Hope’s mouth quirks. John can’t tell whether he’s amused or annoyed. “Oh, it’s simple.” He picks up one bottle, and sets it at John’s end. “Now, do I seem like the sort of man who’d put the poison closer to me, or closer to you?” He gestures at John’s lifted eyebrows, creepy blue eyes twinkling. “There, you see? Nothing like coming face to face with death to make you discover you really want to live.”
Hope is right. John knows what Hope is seeing on his face, because he can feel it. Right this moment, the world isn’t painted in grey. He doesn’t give a damn about the future. All that matters is surviving this and walking out the door. This is what he’s missed, and he’s completely fucked because there’s nothing, not even in London, that can give him this kind of buzz on a regular basis.
Apparently Hope can see that too, because he smiles. “Then again, maybe you don’t want to walk away. Which’ll make this particularly interesting. Time’s up, now, pick a bottle.”
John nods, and reaches for the pill bottle next to him with a hand that, he notices, doesn’t shake. He waits for Hope to pick up his.
And then he whips the bottle at Hope’s face, takes two steps to close the distance between them to wrench the gun out of the man’s hand and pistol-whip the tosser with it.

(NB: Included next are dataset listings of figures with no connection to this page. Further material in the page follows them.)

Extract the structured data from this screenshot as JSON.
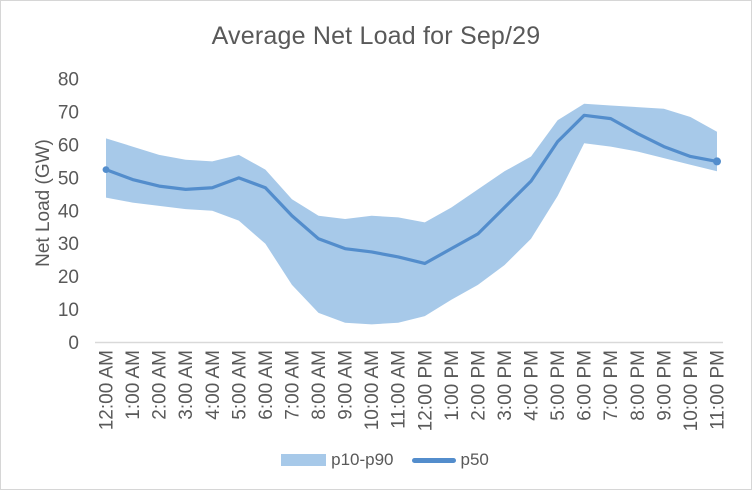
{
  "chart_data": {
    "type": "area",
    "subtype": "band-with-median-line",
    "title": "Average Net Load for Sep/29",
    "xlabel": "",
    "ylabel": "Net Load (GW)",
    "ylim": [
      0,
      80
    ],
    "yticks": [
      0,
      10,
      20,
      30,
      40,
      50,
      60,
      70,
      80
    ],
    "grid": false,
    "legend_position": "bottom",
    "categories": [
      "12:00 AM",
      "1:00 AM",
      "2:00 AM",
      "3:00 AM",
      "4:00 AM",
      "5:00 AM",
      "6:00 AM",
      "7:00 AM",
      "8:00 AM",
      "9:00 AM",
      "10:00 AM",
      "11:00 AM",
      "12:00 PM",
      "1:00 PM",
      "2:00 PM",
      "3:00 PM",
      "4:00 PM",
      "5:00 PM",
      "6:00 PM",
      "7:00 PM",
      "8:00 PM",
      "9:00 PM",
      "10:00 PM",
      "11:00 PM"
    ],
    "series": [
      {
        "name": "p10-p90",
        "kind": "band",
        "upper": [
          62,
          59.5,
          57,
          55.5,
          55,
          57,
          52.5,
          43.5,
          38.5,
          37.5,
          38.5,
          38,
          36.5,
          41,
          46.5,
          52,
          56.5,
          67.5,
          72.5,
          72,
          71.5,
          71,
          68.5,
          64
        ],
        "lower": [
          44,
          42.5,
          41.5,
          40.5,
          40,
          37,
          30,
          17.5,
          9,
          6,
          5.5,
          6,
          8,
          13,
          17.5,
          23.5,
          31.5,
          44.5,
          60.5,
          59.5,
          58,
          56,
          54,
          52
        ]
      },
      {
        "name": "p50",
        "kind": "line",
        "values": [
          52.5,
          49.5,
          47.5,
          46.5,
          47,
          50,
          47,
          38.5,
          31.5,
          28.5,
          27.5,
          26,
          24,
          28.5,
          33,
          41,
          49,
          61,
          69,
          68,
          63.5,
          59.5,
          56.5,
          55
        ]
      }
    ],
    "colors": {
      "band": "#a7c9e9",
      "line": "#538dcc",
      "text": "#595959",
      "axis": "#d9d9d9"
    }
  }
}
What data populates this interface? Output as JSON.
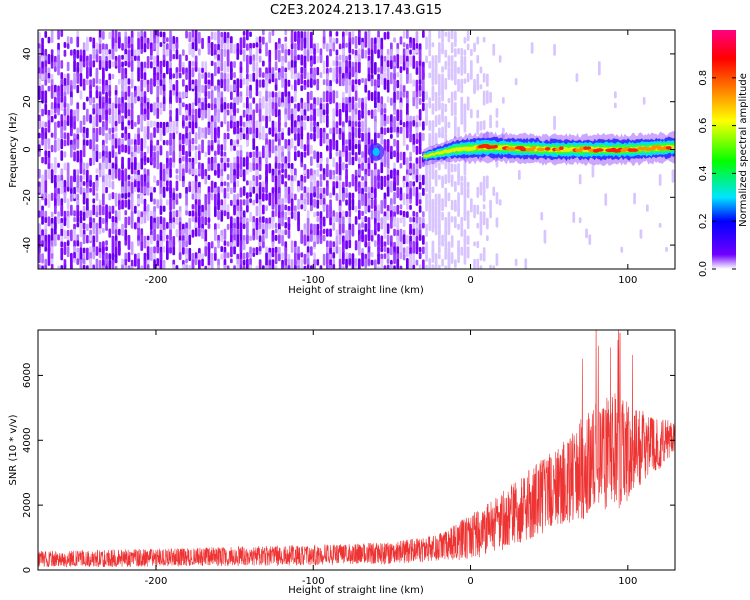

Standing square on two strong legs, he waits till Hope blinks himself back to awareness on the floor, and then aims the gun at Hope’s head and pulls the trigger.
Neither of them flinches.
“I’m a sodding veteran,” John says. “You think I don’t know what a real gun looks like?” He blows out the little flame coming from the barrel of the novelty cigarette lighter. “Besides, it’s a Glock. Even if it were real, with twiggy wrists like yours? The trigger pull on these things is so fierce you couldn’t hit the broad side of a building.” He pulls his phone from his pocket and dials 999. “Now hold still till the police come or I’ll singe your eyebrows off.”
It’s a madhouse when the police arrive. John obeys their every word to the letter, lets them take both him and Hope into custody, tells the entire story to the DI who arrives on the scene, and again back at the station, and then again to a pushy bloke who turns up in a coat too expensive to be achieved on any policeman’s salary.
After the tall git’s third insult, John interrupts himself to turn to the silver-haired DI. “Sorry.” He points at the gratuitously cheekboned sod. “Who is this? Is he with you, because I’m pretty certain I’ve never seen a policeman with hair that ridiculous, and this story is starting to get boring to me.”
The DI chokes on his coffee. The tall git scowls. “Afghanistan or Iraq?”
John stares at him. Oh, Christ, not again. “Afghanistan. I was a doctor in the RAMC, I was shot in the shoulder, but it’s my leg that doesn’t work except apparently when I’m in a life-or-death situation, and if one more insult comes out of your mouth, this might just become one.”
The DI actually, literally falls out of his chair laughing, coffee splashing all over his grey jacket. The tall git, inexplicably, grins as though John’s just paid him the best compliment he’s ever heard. “And you’re looking for a flatshare.”